If that's what 'Christ' actually means in 'antichrist' (in that long dreaded prediction), then that simply means that perso , the 'antichrist', is non-traditional, unconventional, unorthodox. It means he understands the essence of Christ; the essence of God, and is more accepting of people and more understanding of everyone's humanity.
I've observed this in Pope Francis. Traditionalists are shocked at how accepting he is of homosexuals and non-Christians. I am glad that an icon from the Catholic church is able to show such courage and openness with his own beliefs. It's surprising, yet refreshing; and rather delightful. New world order? Check. If he is the anti-old-school-teachings-Jesus, and is showing the world how Jesus would actually act if he were here in this time and age, people of all religions are bound to unite. Somehow. You'd still have the fanatics and traditionalists, but people from different religions and cultures accepting and loving each other sounds pretty damn good to me.

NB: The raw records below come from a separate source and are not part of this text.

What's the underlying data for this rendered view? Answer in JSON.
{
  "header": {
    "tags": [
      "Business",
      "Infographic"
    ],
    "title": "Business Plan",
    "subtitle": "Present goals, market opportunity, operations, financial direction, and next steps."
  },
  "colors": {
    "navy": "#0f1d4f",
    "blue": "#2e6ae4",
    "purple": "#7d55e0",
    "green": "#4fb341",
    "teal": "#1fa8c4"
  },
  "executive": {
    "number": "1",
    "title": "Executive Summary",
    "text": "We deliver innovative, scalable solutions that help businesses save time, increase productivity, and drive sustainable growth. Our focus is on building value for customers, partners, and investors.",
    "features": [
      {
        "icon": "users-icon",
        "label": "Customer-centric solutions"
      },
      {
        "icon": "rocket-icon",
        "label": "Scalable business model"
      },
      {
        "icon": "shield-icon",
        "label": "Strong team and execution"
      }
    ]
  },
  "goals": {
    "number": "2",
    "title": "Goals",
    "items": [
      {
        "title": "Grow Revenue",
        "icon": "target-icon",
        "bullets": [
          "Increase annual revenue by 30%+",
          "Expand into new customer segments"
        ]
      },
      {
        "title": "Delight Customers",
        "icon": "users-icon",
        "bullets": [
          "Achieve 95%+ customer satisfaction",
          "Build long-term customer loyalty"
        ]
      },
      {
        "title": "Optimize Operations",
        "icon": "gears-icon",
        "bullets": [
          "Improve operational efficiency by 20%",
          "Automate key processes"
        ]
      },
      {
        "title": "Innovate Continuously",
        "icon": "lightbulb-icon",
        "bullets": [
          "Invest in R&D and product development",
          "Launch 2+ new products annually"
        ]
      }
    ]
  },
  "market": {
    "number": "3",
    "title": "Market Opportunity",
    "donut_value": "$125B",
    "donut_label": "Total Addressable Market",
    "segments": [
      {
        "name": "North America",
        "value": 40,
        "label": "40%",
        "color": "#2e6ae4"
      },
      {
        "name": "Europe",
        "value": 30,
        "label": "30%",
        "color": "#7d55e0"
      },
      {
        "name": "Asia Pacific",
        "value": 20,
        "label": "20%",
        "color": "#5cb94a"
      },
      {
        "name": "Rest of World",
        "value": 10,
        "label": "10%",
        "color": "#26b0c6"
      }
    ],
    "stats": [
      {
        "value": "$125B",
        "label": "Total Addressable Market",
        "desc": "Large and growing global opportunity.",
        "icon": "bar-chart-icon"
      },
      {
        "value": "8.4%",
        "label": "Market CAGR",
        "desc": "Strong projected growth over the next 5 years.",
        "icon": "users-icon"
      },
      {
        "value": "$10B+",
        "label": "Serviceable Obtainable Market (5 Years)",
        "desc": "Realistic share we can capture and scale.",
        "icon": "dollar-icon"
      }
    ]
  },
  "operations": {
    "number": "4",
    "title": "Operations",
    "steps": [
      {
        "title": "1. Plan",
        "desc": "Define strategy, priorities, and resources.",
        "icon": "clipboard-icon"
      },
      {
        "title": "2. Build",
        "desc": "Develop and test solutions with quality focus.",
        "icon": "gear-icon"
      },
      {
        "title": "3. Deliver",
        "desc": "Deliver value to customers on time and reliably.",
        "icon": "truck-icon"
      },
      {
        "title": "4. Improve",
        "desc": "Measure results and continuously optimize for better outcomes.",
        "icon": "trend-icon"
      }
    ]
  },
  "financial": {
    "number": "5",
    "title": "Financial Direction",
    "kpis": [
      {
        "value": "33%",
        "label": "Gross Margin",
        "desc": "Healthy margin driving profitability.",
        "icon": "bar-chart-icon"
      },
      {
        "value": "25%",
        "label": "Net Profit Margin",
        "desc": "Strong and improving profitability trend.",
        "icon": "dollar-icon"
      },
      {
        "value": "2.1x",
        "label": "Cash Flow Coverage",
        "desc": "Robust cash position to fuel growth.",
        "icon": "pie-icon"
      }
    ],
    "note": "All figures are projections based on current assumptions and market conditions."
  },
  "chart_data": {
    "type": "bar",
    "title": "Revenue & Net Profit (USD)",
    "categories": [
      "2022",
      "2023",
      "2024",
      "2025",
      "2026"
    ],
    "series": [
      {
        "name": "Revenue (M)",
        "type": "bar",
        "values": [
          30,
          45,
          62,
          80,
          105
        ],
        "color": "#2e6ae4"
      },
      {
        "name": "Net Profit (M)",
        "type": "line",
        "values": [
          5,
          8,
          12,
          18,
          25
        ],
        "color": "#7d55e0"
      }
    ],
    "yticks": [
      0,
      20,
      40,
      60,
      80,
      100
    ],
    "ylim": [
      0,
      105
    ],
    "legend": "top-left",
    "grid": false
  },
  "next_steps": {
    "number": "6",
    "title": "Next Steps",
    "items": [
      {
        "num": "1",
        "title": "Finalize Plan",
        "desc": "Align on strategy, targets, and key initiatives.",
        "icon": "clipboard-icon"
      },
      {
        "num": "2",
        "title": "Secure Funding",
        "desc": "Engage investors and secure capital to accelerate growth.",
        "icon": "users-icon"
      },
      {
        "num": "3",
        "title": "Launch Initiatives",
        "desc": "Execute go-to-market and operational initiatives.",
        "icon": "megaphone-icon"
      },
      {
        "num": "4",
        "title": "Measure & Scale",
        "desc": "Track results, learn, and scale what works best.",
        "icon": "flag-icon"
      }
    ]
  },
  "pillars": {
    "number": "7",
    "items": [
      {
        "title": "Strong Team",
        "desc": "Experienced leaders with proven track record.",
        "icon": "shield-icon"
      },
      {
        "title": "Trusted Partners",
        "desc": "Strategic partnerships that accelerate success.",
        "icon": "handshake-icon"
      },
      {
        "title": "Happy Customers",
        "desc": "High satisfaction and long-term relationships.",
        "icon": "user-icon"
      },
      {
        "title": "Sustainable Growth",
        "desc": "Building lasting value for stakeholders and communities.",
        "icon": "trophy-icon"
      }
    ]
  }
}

'One religion' may not mean one literal religion. It could mean that people respond to one message, one driving factor: love. No language, racial, religious, age, or cultural barriers there--everybody knows what love is and how to express it. It will be the language we speak, what we believe in, and what will unite us.
Sounds nice. I just hope my interpretations are correct.
So armageddon, 'the end is coming', according to a lot of religions. The end of what? A lot of bullshit. Hatred and rejection, maybe war, maybe pain. Maybe. It sounds too ideal, but what if it's possible for people to be mostly united, save for the really stubborn ones?
Maybe this is what the age of Aquarius is. Peace, understanding, acceptance, and love.
What reason is there to think negatively about the end?
Let's not discuss death, though. I'm not quite there yet. I still stay up hours and hours scared shitless when I think about it.